We sit down after getting food in the crowd. We are sitting down, listening to the emcee, when Beda says we should go give money to the boy and shake his hand (it was celebrating his first communion - he was standing up front-and-center in a suit with about 4 of his friends, also in suits). I thought this would be fun, so after pressuring Hugh for a moment to join me, we got up and walked toward the front. It was hysterical to see the kid's face when he realized the only two wazungu in the crowd were coming up to him. His eyes tripled in size and his jaw dropped a bit. After returning to my seat, I noticed most of the people in the crowd were laughing. I didn't need anyone to tell me to whom they were directing their laughter.

It couldn't get any worse, right?

Later in the ceremony (way longer than we were anticipating staying) they brought a cake out for the boy and set it on a table right in front of him (again, front and center of the 50-75 person crowd). The emcee started calling up every single member of the family - parents, aunts, grandma, grandpa, paternal uncles, maternal uncles, etc etc etc. After each person was called, they walked up to the table, when the boy took a piece of cake on a toothpick and fed it to them. There was a photographer documenting the entire procedure. Hugh and I began wondering how long this was going to last, but at least we could sit back and not be noticed, right? After a few minutes, I noticed several people sitting around us had left for another area of the house. After that moment, it was similar to watching a car crash in slow motion. Hugh and I exchanged looks of "What if they call us up?" and we both looked at the ground hoping to suddenly become invisible. It didn't work. I looked up briefly, when the emcee was walking towards us with her microphone. She started to walk through the crowd, which she didn't do for anyone else (after this moment, I could only hear faint sounds and couldn't distinguish any words from the speakers). I looked at Hugh, who was burying his face in his hat. She paused right in front of us, put her hand up to the cake, and in a rush of regaining consciousness, I heard "Karibuni." Welcome.

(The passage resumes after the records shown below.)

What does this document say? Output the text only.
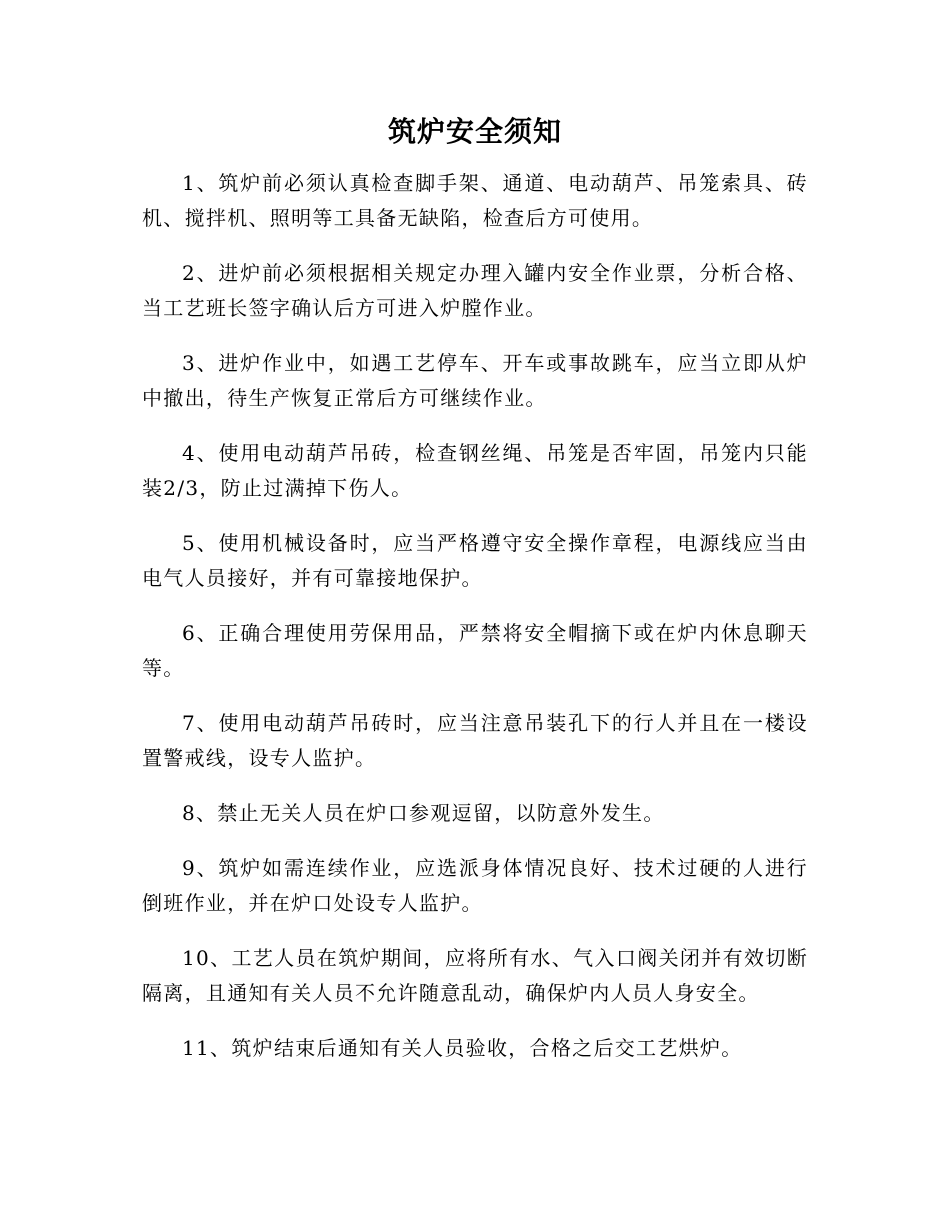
筑炉安全须知
1、筑炉前必须认真检查脚手架、通道、电动葫芦、吊笼索具、砖机、搅拌机、照明等工具备无缺陷，检查后方可使用。
2、进炉前必须根据相关规定办理入罐内安全作业票，分析合格、当工艺班长签字确认后方可进入炉膛作业。
3、进炉作业中，如遇工艺停车、开车或事故跳车，应当立即从炉中撤出，待生产恢复正常后方可继续作业。
4、使用电动葫芦吊砖，检查钢丝绳、吊笼是否牢固，吊笼内只能装2/3，防止过满掉下伤人。
5、使用机械设备时，应当严格遵守安全操作章程，电源线应当由电气人员接好，并有可靠接地保护。
6、正确合理使用劳保用品，严禁将安全帽摘下或在炉内休息聊天等。
7、使用电动葫芦吊砖时，应当注意吊装孔下的行人并且在一楼设置警戒线，设专人监护。
8、禁止无关人员在炉口参观逗留，以防意外发生。
9、筑炉如需连续作业，应选派身体情况良好、技术过硬的人进行倒班作业，并在炉口处设专人监护。
10、工艺人员在筑炉期间，应将所有水、气入口阀关闭并有效切断隔离，且通知有关人员不允许随意乱动，确保炉内人员人身安全。
11、筑炉结束后通知有关人员验收，合格之后交工艺烘炉。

We walk up to the center of the ceremony, stand and wait while they cut more pieces of cake, and line up in front of the boy. Of course the photographer is telling us to wait until he finds the best angle, and after a bit of maneuvering, we bend over to be fed cake with a toothpick by a 10 year old whose name I still don't know. Needless to say, the laughter returned.

After this experience, Hugh and I were ready to leave. We were told by Beda that we should take a drink with the elder members of the crowd in a separate room in the house. We entered to a cramped, dark room and finished our drink as quickly as possible in silence. On the way leaving the house, Beda said someone in the ceremony said Hugh and I were 'white Africans,' since we were not shy like Americans or other Europeans. Even after being publicly humiliated repeatedly, I left the ceremony pleased.

The electricity still had not returned when we got back to the house. We tried working for a couple hours by candlelight, when our host dad returned and said that Gladstone (the gentleman who went to IU) wanted to see us again before we left. So, we left the house and talked with him once more. After getting back, the electricity returned and after more studying we went to bed. This morning we left the house for the final time. It was definitely sad to leave Moivaro and Kambia Chupa. Hopefully it won't be too long before I return again.

1 comment:

  1. In the three countries I have been to, Ireland, South Africa, and Costa Rica, I eventually hear (either in a pub or someone singing to me) Country Roads. Safe Travels!